Öbür türlü -ki daha gerçekçi olan ihtimal bu gibi- devler burnundan kıl aldırmayıp kendi bildiklerini okumaya devam eder ve über absürt single'lar yayınlayadururken bağımsız müzik kendi örgütlenme, dağıtım ve pazarlama kanallarını keşfedecek ve dinazorları yıkıp geçecek. Her iki durumda da bunca yıl maruz bırakıldığımız bu denli çöp içeriğe rağmen çok da uzak olmayan bir zamanda tekrar kaliteli, güzel, farklı müzikler dinleyeceğiz gibi görünüyor. Dilerim tüm kaliteli müzikler en kısa zamanda popülerleşir ve yaygınlaşır, yolu yöntemi çok da önemli değil, müziği üretenler doğru düzgün karşılığını alsın yeter.

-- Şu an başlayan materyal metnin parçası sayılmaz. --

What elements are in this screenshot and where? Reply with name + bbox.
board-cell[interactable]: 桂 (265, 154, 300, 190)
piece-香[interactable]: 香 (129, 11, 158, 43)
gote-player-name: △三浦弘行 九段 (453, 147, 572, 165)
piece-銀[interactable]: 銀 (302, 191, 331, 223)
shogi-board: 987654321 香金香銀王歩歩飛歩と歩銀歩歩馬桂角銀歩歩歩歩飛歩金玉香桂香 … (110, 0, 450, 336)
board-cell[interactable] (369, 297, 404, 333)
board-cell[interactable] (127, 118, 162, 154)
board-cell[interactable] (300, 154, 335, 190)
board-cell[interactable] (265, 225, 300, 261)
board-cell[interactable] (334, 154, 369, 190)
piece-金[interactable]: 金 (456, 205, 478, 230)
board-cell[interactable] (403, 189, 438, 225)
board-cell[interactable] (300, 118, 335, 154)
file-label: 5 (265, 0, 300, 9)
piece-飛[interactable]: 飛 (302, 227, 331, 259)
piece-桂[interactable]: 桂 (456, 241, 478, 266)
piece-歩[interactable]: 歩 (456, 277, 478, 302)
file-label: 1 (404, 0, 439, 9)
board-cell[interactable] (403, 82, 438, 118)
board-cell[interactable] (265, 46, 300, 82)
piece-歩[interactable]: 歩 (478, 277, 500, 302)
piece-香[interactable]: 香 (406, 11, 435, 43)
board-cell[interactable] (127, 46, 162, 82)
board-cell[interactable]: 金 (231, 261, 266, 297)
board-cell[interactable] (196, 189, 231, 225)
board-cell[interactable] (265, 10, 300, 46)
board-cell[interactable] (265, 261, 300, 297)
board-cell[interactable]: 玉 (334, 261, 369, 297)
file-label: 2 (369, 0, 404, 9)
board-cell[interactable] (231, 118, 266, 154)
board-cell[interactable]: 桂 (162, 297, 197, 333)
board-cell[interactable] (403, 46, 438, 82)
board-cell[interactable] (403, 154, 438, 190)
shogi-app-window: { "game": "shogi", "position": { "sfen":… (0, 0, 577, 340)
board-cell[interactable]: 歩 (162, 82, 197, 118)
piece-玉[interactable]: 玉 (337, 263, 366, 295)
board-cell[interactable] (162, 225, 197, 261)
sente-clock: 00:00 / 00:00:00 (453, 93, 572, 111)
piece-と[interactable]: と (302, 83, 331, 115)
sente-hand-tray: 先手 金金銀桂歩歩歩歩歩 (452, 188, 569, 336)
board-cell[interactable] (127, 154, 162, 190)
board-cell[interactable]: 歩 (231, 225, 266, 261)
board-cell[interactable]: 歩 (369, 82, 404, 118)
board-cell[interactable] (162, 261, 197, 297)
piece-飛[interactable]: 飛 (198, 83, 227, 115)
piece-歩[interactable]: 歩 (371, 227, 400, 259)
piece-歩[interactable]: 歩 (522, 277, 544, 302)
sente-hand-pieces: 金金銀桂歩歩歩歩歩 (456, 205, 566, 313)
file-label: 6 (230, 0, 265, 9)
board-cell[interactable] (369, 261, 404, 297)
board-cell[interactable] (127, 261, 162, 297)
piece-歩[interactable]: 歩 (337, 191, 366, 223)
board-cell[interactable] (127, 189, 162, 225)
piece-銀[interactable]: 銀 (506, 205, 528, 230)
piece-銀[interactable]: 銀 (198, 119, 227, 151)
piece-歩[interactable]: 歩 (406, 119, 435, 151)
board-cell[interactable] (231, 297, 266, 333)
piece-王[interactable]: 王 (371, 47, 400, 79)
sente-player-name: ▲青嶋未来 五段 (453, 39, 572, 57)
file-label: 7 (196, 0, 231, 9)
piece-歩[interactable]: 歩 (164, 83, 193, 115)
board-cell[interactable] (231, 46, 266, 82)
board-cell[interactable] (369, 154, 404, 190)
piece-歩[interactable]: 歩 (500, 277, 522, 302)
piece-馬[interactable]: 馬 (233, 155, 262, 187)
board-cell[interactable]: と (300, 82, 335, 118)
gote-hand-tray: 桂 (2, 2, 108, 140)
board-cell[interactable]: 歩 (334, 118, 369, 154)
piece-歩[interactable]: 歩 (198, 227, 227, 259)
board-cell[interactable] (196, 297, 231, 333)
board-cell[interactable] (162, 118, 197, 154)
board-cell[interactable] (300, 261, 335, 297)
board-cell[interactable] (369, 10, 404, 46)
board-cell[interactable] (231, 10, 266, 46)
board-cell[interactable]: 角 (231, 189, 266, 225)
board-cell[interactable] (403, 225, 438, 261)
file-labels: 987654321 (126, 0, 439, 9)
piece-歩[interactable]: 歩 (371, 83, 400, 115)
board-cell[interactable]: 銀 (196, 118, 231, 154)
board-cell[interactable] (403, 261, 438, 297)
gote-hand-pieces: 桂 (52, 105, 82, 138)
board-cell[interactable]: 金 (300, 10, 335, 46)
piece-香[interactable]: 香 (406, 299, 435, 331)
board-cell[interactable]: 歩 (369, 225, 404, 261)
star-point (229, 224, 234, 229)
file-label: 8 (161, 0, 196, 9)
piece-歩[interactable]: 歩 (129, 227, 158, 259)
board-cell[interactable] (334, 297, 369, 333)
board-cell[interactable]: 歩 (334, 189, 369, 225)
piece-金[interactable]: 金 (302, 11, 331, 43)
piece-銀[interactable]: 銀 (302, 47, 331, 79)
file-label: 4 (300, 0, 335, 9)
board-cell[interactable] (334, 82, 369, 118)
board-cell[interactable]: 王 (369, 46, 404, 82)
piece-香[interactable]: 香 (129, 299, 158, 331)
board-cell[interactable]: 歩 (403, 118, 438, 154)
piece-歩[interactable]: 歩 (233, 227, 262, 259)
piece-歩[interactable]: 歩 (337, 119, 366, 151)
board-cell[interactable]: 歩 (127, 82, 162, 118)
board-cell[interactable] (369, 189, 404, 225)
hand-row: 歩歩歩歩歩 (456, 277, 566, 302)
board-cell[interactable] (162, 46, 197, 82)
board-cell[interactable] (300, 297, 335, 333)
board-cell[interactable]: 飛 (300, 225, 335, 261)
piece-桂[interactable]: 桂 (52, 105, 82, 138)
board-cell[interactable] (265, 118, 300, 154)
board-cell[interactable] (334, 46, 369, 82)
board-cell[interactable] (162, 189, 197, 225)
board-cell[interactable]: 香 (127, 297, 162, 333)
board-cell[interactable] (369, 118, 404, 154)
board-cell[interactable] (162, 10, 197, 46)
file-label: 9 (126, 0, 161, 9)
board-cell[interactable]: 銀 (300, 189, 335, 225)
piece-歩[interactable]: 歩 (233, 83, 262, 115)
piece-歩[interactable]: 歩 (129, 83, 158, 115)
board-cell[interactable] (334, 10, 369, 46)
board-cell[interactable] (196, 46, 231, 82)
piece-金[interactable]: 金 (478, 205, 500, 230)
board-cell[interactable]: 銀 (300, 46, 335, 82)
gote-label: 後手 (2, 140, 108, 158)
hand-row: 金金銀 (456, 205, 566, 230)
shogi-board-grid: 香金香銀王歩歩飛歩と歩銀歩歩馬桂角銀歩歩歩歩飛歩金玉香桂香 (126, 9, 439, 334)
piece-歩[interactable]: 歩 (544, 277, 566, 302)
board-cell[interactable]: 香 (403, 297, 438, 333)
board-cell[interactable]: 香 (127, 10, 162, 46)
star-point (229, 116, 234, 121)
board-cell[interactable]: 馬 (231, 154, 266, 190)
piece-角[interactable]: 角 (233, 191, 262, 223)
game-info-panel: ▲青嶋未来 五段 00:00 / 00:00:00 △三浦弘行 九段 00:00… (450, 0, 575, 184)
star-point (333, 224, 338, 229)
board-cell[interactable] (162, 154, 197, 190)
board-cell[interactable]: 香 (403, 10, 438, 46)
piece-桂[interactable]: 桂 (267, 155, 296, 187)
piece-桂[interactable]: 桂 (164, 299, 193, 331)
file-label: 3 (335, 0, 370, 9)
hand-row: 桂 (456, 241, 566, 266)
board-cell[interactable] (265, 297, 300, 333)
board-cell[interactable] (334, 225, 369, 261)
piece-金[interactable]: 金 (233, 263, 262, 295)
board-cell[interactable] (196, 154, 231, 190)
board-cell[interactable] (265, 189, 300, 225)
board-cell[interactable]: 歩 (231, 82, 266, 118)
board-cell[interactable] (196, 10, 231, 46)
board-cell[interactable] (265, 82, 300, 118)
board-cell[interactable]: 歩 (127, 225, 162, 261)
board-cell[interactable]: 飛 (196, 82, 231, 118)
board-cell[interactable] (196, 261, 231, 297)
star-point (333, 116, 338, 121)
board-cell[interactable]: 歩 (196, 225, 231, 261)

Kalben'in güzel albümünü dinlerken işte kafamda sürekli bu konular dönüyordu, onları da yazmış oldum vesileyle. Diyeceksiniz ki ülkenin bir tarafında iç savaş sürerken, ülkeyi yönetenler ülkeyi 3. Dünya Savaşı'na sokmak konusunda tek vücut hareket ederken, Cerattepe on yıllardır ranta karşı sürdürdüğü savaşa her şeye rağmen devam etmeye gayret ederken, ev aramasına gitmişken keyfi adam öldüren polisin ve kar topu oynuyor diye adam bıçaklayan esnafın davası devam ederken, savunmasında "Otoriterleşen Erdoğan Rejimi" şeklinde bir ifade kullanması sebebiyle bir avukat tutuklanabilirken, hacker'lar ülkedeki 40 milyon insanın tüm bilgilerini açıkça yayınlamışken sen gelmiş bize müzik piyasasının sıkıntılarını anlatıyorsun. Haklısınız ama inanıyorum ki bu her yere sirayet eden sıkıntı aynı sıkıntı, yavaş yavaş aşacağız bir şekilde, müzik olmazsa, güzellik olmazsa hiç aşamayız, altında kalır ölür gideriz.